Whether from left or right, the new techno-utopians hope that the gulf between the electorate and their representatives can be overcome by connecting them electronically, or by bypassing politicians altogether. However, up to now, the reality of electronic democracy has been rather more prosaic. Soon after Bill Clinton was elected President, he set up a Web site for the White House where government decuments could be downloaded and e-mail transmitted. Soon other American politicians and foreign governments established their own Web sites to promote their views. Yet, in reality, these experiments have not lived up to the hype. Tapping furiously on a keyboard to your MP cannot replace decades of cynicism about the political process. More seriously, the membership of this embryonic electronic Net has so far been limited to a privileged minority of engineers, academics and professionals who have access to it.

Yet, even when the whole population is wired up, the Utopia of direct democracy will still face the most important obstacle of all: the problem of how large numbers of people can make, communicate and take decisions together. However good it is, such new technology cannot solve fundamental social and political problems by itself. Back in the 18th century, the French philosopher Jean Jacques Rousseau believed that democracy could only be created through a public meeting of all citizens, as happened in Swiss villages and New England towns of the period. With the emergence of modern nation states, it was no longer possible for every citizen to meet in one place at the same time. Even meeting in cyberspace has its limitations, it cannot entirely remove the problem of how large groups can successfully interact. As existing Net conferencing programmes show, it is difficult to hold a meaningful conversation if everyone talks at once. Unless an electronic agora consists only of a small number of people, some form of representation will have to be used to mediate between the different social, cultural and geographical groups wishing to share the decision-making. So, sadly, despite the dreams of the techno-anarchists, wiring up the country would not make professional politicians redundant.

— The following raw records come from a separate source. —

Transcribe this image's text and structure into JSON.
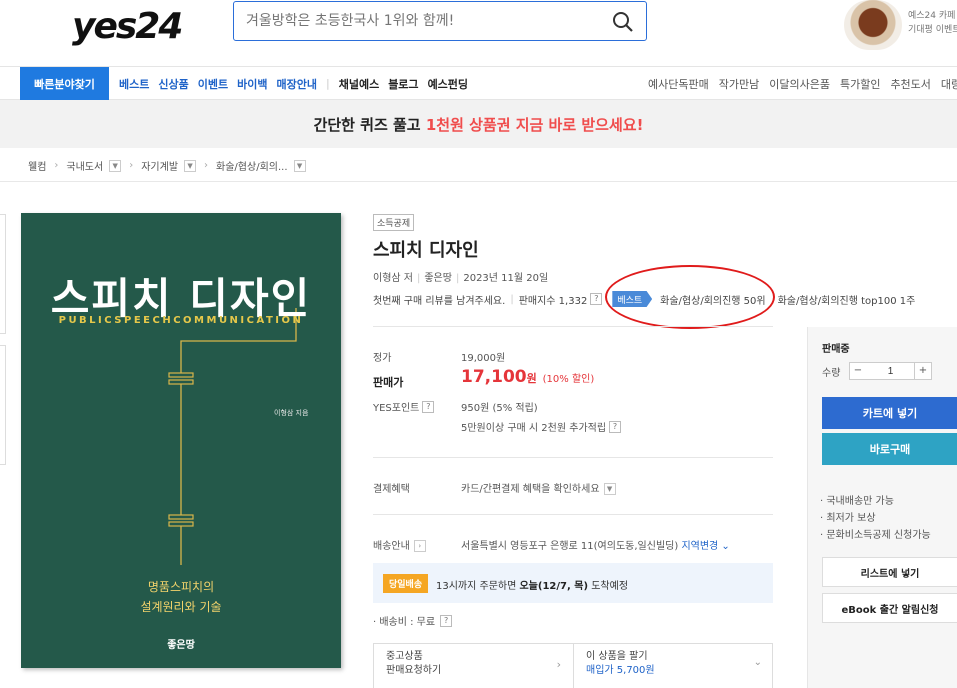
{
  "header": {
    "logo": "yes24",
    "search_placeholder": "겨울방학은 초등한국사 1위와 함께!",
    "promo_line1": "예스24 카페",
    "promo_line2": "기대평 이벤트"
  },
  "nav": {
    "quick_find": "빠른분야찾기",
    "left_items": [
      "베스트",
      "신상품",
      "이벤트",
      "바이백",
      "매장안내"
    ],
    "left_items2": [
      "채널예스",
      "블로그",
      "예스펀딩"
    ],
    "right_items": [
      "예사단독판매",
      "작가만남",
      "이달의사은품",
      "특가할인",
      "추천도서",
      "대량"
    ]
  },
  "banner": {
    "text1": "간단한 퀴즈 풀고 ",
    "text2": "1천원 상품권 지금 바로 받으세요!"
  },
  "breadcrumb": [
    "웰컴",
    "국내도서",
    "자기계발",
    "화술/협상/회의..."
  ],
  "cover": {
    "title": "스피치 디자인",
    "subtitle": "PUBLICSPEECHCOMMUNICATION",
    "author": "이형삼 지음",
    "desc_line1": "명품스피치의",
    "desc_line2": "설계원리와 기술",
    "publisher": "좋은땅"
  },
  "product": {
    "tag": "소득공제",
    "title": "스피치 디자인",
    "author": "이형삼 저",
    "publisher": "좋은땅",
    "date": "2023년 11월 20일",
    "review_prompt": "첫번째 구매 리뷰를 남겨주세요.",
    "sales_index": "판매지수 1,332",
    "best_badge": "베스트",
    "best_rank": "화술/협상/회의진행 50위",
    "top100": "화술/협상/회의진행 top100 1주"
  },
  "pricing": {
    "list_label": "정가",
    "list_price": "19,000원",
    "sale_label": "판매가",
    "sale_price": "17,100",
    "sale_unit": "원",
    "discount": "(10% 할인)",
    "point_label": "YES포인트",
    "point_value": "950원 (5% 적립)",
    "point_extra": "5만원이상 구매 시 2천원 추가적립"
  },
  "payment": {
    "label": "결제혜택",
    "value": "카드/간편결제 혜택을 확인하세요"
  },
  "shipping": {
    "label": "배송안내",
    "address": "서울특별시 영등포구 은행로 11(여의도동,일신빌딩)",
    "change": "지역변경",
    "today_badge": "당일배송",
    "delivery_text1": "13시까지 주문하면 ",
    "delivery_bold": "오늘(12/7, 목)",
    "delivery_text2": " 도착예정",
    "fee": "· 배송비 : 무료"
  },
  "used": {
    "left_line1": "중고상품",
    "left_line2": "판매요청하기",
    "right_line1": "이 상품을 팔기",
    "right_line2": "매입가 5,700원"
  },
  "panel": {
    "title": "판매중",
    "qty_label": "수량",
    "qty_value": "1",
    "cart": "카트에 넣기",
    "buy": "바로구매",
    "notes": [
      "· 국내배송만 가능",
      "· 최저가 보상",
      "· 문화비소득공제 신청가능"
    ],
    "wishlist": "리스트에 넣기",
    "ebook": "eBook 출간 알림신청"
  },
  "colors": {
    "brand_blue": "#1f7ae0",
    "sale_red": "#e5353a",
    "cover_green": "#24594a",
    "cover_gold": "#e6c84a",
    "annotation_red": "#e01b1b"
  }
}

Yet, despite its limitations, the Net can still improve the dissemination of political information and improve the accountability of elected representatives. The Zapatista rebels in the Chiapas region of southern Mexico, for example, have been using Web sites and newsgroups to rally support for their land reform struggle. José Angel Gurria, Mexico’s foreign minister, recently acknowledged the government had been forced into half-hearted negotiations with the insurgents only because of the power of public opinion mobilised by the Net. It is far more difficult for anyone in authority to look the other way when people suffering from economic exploitation and corrupt officials can themselves send news reports directly into the homes of the electorate.

Although not fully meeting the kind of direct democracy dreamed of by left or right-wing anarchists, this more limited version of the electronic agora will play a key part in revitalising our democratic institutions. But electronic democracy will only be useful as part of an overall modernisation of the political process – along with electoral reforms, protection of civil liberties, curbs on corruption and an end to official secrecy. Technology cannot cure political or social problems by itself, however it can be used to reinforce human solutions. Back in the late-18th century, republican philosophers called for the creation of an informed citizenry with the knowledge to make the political decisions affecting their own lives. Maybe, as we enter the 21st century, the Net will help to realise this democratic deal for the first time.